Ein Augustabend in Freiburg: Amit Eshet und seine Frau Hilla Atzmon aus Haifa sitzen beim Abendessen, umgeben von anderen Israelis. Sie tummeln sich auf einer überdachten Terrasse beim Campingplatz Hirzberg am Rand von Freiburg. Überall ist lebhaftes Stimmengewirr, Teller klappern, Regen klopft aufs Dach. Doch am nächsten Tag soll es wieder trocken und sonnig werden.

Amit und Hilla gehören zu einer 25-köpfigen Gruppe aus Israel, die in Wohnmobilen unterwegs ist. Ihr Freiburger Campingplatz wirbt mit seinem Standort: nur 1,2 Kilometer entfernt von der Altstadt, aber inmitten von Wiesen und an den Ausläufern des Schwarzwalds gelegen. Die Gruppe hat bereits Abstecher zur Zugspitze, nach München und Baden-Baden hinter sich. Auf die jetzt anstehenden Tage im Schwarzwald freuen sich Amit und Hilla besonders.

tourismusboom Der Schwarzwald-Boom bei Israelis ist noch ein relativ neues Phänomen. Erst zwischen 2005 und 2015 stiegen die Übernachtungszahlen von israelischen Gästen stark an, bilanziert die Schwarzwald Tourismus GmbH.

Im Jahr 2005 wählten 5480 Israelis den Schwarzwald als Urlaubsziel, durchschnittlich blieben sie drei Nächte. Ein Jahrzehnt später, im Jahr 2015, kamen 46.786 israelische Touristen, blieben im Schnitt 4,3 Tage und buchten 201.200 Übernachtungen. Auch für 2016 sieht es bisher sehr gut aus: In den ersten fünf Monaten bis Ende Mai hat sich die Zahl der Ankünfte um 15,1 Prozent erhöht. Die Israelis liegen auf dem sechsten Platz unter den ausländischen Touristen.

Im vergangenen Jahrzehnt wurde Deutschland generell ein immer beliebteres Reiseziel für Israelis: Während 2005 nur 118.000 Touristen aus Israel in Deutschland ankamen, waren es 2015 bereits 280.555, listet die Deutsche Zentrale für Tourismus auf. Berlin zieht mit 44,6 Prozent die meisten reisenden Israelis an. Doch die Hauptstadt lockt vor allem die Jüngeren. Familien mit Kindern hingegen bevorzugen die Schwarzwaldidylle.

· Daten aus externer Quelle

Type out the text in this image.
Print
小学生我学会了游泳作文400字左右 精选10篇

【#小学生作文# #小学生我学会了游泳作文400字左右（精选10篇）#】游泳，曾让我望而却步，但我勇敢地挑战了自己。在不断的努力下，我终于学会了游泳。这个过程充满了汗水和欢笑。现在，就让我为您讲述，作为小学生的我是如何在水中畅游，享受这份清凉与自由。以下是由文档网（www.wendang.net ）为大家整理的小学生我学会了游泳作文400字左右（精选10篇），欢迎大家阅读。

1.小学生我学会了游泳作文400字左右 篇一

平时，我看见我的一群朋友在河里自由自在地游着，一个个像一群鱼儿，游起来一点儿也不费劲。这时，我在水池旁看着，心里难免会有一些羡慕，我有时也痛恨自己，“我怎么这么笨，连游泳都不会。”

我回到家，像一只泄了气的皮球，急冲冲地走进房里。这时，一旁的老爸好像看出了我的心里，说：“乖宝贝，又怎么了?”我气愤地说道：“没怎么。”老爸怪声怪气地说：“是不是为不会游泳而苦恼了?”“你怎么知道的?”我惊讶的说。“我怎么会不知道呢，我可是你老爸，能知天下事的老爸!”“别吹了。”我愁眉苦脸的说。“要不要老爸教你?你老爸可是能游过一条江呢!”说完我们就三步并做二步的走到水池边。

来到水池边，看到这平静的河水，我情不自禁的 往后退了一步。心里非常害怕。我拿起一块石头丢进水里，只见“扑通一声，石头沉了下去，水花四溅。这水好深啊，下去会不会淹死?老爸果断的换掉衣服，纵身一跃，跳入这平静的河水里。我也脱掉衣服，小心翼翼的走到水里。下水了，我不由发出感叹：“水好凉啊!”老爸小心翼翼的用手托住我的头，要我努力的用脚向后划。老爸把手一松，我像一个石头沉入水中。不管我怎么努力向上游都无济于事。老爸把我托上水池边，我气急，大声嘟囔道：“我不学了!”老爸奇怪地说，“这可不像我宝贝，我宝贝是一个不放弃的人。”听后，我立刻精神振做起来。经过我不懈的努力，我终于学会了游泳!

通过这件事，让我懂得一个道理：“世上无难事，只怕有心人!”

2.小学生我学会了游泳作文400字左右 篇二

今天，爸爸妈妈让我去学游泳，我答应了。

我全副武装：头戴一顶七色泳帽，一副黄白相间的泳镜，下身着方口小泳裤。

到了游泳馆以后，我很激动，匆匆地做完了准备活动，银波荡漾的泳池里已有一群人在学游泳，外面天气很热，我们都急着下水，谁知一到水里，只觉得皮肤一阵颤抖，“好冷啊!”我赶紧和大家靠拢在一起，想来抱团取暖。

Genau das schätzen auch Amit und Hilla. Sie sind mit ihren zwei Töchtern unterwegs, die neun und zwölf Jahre alt sind. Die Ältere hatte sich zum Geburtstag einen Campingurlaub gewünscht, erzählt Amit. Sein letzter Campingurlaub liege sehr lange zurück, eigentlich fühlte er sich aus dem Alter raus, sagt er lachend.

Ihm und seiner Frau war es wichtig, den Schwarzwald kennenzulernen. »Die Gegend ist so hübsch, und es gibt tolle Ausflugsziele für die Kinder«, sagt Hilla Atzmon. Besonders praktisch findet sie, dass alles auf engem Raum beieinander liegt. Ein Tag ist für den Europapark in Rust eingeplant, ein Tag für den Titisee.

Dort lockt nicht nur der idyllische See mit Bootsfahrten, es gibt auch Kuckucksuhren und andere typische Schwarzwald-Andenken zu kaufen. Und dann wollen sie natürlich noch Freiburg erkunden. »Das ist die Hauptstadt des Schwarzwalds, dort leben viele Studenten«, listet Hilla ihre bisherigen Freiburg-Infos auf.

»Wir sind spät dran«, sagt Amit Eshet, »fast alle unsere Freunde waren schon hier.« Was ihr Umfeld erzählte, hat sie überzeugt. »Wir haben nur Gutes über den Schwarzwald gehört«, sagt Hilla.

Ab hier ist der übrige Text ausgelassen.